7. Empower employees
Let them make their own decisions, as often as strategically possible. Consult them when discussing workplace aspects and involve them in conversations.
We’re all inclined to feel much more valuable when asked for our opinion. Contributing and having the autonomy of making our own decisions makes us happier.
8.Design your workspace to fit your culture
It’s not just about workplace ergonomics, it’s about having a space where you feel comfortable and inspired to do great work. Lighting, noise or layout are aspects that you can control to improve your productivity and wellbeing.
What’s really important is that you adapt them to your culture. For example, if you’re a smaller company with a lot of creative processes you might require an open space, to facilitate those processes. Whereas a more technical department might need a space that encourages concentration and lack of noise. The only way to know what works best for your employees is to ask and analyze. Then act.
9. Celebrate achievements
Celebrations offer tremendous benefits. They foster gratitude, connection, a sense of accomplishment and, of course, happiness. Hit the “pause” button when the results of their work come in and acknowledge the effort and dedication that went into it. Don’t take hard work for granted.

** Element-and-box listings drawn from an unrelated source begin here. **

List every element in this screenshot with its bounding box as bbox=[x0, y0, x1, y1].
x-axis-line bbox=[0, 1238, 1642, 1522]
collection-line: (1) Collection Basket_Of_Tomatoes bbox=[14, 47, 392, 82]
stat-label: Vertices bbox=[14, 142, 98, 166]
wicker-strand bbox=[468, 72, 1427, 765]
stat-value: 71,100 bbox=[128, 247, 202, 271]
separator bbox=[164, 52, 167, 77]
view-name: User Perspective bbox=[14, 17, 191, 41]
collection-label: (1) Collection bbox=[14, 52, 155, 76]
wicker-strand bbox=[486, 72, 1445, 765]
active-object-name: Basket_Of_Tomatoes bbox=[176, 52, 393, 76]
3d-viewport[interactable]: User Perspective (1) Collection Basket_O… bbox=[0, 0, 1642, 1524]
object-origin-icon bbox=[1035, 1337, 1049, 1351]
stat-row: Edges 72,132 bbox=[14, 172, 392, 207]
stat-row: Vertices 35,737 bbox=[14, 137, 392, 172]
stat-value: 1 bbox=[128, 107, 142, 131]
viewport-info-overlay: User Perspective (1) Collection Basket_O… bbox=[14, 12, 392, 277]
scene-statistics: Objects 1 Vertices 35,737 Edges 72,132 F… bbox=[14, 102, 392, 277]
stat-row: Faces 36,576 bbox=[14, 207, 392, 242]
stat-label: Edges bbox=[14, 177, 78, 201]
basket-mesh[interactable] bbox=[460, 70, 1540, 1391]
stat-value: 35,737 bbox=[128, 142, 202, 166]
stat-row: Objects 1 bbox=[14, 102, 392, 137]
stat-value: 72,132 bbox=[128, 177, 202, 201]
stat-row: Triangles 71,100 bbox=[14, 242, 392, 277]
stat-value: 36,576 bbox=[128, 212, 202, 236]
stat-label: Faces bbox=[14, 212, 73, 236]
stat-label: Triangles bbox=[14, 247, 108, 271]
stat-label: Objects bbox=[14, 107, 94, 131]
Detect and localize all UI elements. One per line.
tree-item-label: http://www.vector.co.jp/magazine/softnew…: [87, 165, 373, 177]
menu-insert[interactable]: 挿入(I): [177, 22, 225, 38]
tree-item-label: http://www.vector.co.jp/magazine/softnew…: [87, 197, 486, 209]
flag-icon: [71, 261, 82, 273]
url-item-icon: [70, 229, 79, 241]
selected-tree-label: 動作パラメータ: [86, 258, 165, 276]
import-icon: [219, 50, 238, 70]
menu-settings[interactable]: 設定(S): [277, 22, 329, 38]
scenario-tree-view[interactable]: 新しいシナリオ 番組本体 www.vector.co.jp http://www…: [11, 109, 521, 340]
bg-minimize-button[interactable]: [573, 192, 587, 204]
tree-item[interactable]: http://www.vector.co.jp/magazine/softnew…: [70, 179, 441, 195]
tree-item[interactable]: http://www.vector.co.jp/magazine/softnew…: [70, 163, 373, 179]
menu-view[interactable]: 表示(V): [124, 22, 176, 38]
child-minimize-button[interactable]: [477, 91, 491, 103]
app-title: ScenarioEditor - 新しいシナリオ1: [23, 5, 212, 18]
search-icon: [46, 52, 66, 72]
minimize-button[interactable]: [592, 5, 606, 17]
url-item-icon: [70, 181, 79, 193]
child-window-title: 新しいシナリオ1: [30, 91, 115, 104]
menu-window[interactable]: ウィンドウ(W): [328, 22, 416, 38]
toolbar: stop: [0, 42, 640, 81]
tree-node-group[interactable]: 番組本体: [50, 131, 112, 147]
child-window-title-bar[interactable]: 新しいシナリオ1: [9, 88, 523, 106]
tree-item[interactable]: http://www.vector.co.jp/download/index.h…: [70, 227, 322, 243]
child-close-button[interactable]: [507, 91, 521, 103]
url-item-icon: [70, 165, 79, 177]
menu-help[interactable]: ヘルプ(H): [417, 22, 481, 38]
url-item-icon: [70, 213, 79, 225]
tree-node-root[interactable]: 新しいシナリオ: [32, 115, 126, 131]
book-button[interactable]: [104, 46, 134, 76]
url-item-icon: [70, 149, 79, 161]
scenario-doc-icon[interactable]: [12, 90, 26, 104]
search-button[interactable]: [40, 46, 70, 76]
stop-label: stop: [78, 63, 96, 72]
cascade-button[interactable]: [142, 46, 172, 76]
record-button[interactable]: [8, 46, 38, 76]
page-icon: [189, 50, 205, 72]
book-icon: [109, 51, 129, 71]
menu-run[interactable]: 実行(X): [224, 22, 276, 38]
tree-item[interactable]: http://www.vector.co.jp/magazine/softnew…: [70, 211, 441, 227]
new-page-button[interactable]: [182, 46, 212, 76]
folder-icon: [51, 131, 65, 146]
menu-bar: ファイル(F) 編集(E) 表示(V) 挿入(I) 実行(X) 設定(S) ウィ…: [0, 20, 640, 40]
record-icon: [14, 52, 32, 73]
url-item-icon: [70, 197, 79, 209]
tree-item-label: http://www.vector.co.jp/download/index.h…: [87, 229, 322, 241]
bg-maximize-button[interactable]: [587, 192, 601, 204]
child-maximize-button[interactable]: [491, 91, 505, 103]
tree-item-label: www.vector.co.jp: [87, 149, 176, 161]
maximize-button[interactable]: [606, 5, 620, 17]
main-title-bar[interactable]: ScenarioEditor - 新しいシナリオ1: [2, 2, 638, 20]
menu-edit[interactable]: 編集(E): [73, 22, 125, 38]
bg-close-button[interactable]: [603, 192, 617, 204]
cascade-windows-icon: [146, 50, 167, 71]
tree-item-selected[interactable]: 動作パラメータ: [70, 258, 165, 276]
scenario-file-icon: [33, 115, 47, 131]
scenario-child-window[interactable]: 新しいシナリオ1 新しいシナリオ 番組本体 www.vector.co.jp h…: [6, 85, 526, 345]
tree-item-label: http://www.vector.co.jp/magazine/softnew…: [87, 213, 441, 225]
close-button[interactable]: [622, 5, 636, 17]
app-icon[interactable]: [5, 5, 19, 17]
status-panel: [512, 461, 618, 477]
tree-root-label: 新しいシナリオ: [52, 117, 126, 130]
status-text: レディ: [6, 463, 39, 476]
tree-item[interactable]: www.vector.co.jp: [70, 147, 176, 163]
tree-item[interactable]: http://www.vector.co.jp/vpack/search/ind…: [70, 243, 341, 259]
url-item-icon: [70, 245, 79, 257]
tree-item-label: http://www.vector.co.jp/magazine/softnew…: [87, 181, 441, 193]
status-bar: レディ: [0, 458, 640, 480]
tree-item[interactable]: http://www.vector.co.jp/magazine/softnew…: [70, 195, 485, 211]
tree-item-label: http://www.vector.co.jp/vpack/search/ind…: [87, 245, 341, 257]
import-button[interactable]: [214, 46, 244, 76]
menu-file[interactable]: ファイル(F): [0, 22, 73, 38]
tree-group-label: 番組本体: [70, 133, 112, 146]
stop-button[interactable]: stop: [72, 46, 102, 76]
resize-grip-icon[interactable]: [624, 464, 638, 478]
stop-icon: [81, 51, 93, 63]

Have a celebration ritual or set a weekly date to go through the awesome things you’ve made possible. Not only will it boost company morale but it will help build productivity and long-term commitment.
10. Celebrate people
What’s even more important than celebrating achievements is celebrating the passionate people behind them. We spend most of our time at work and sometimes it feels like a second family.
Celebrate people’s birthdays, promotions, personal successes as often as you can. It’s more than an employee engagement driver, it’s a way to facilitate trust and teamwork, as well as emotional attachment.
11. Show that you really care and follow-up
All these efforts are not the key to workplace happiness if they’re only done once a year. There has to be a constant effort to develop and improve on the things that make people happy at work. It makes sense, if you think about it, asking people how they feel and then failing to use that information will result in distrust and passivity.
Follow-up on the feedback you received, get people involved in improving happiness drivers and always make sure that you know what the next step is. There’s always a next step.
It always starts with your company, your team and how they feel. To develop your own Happiness-At-Work Checklist, you need to reach out to them and find out what makes them happy at work.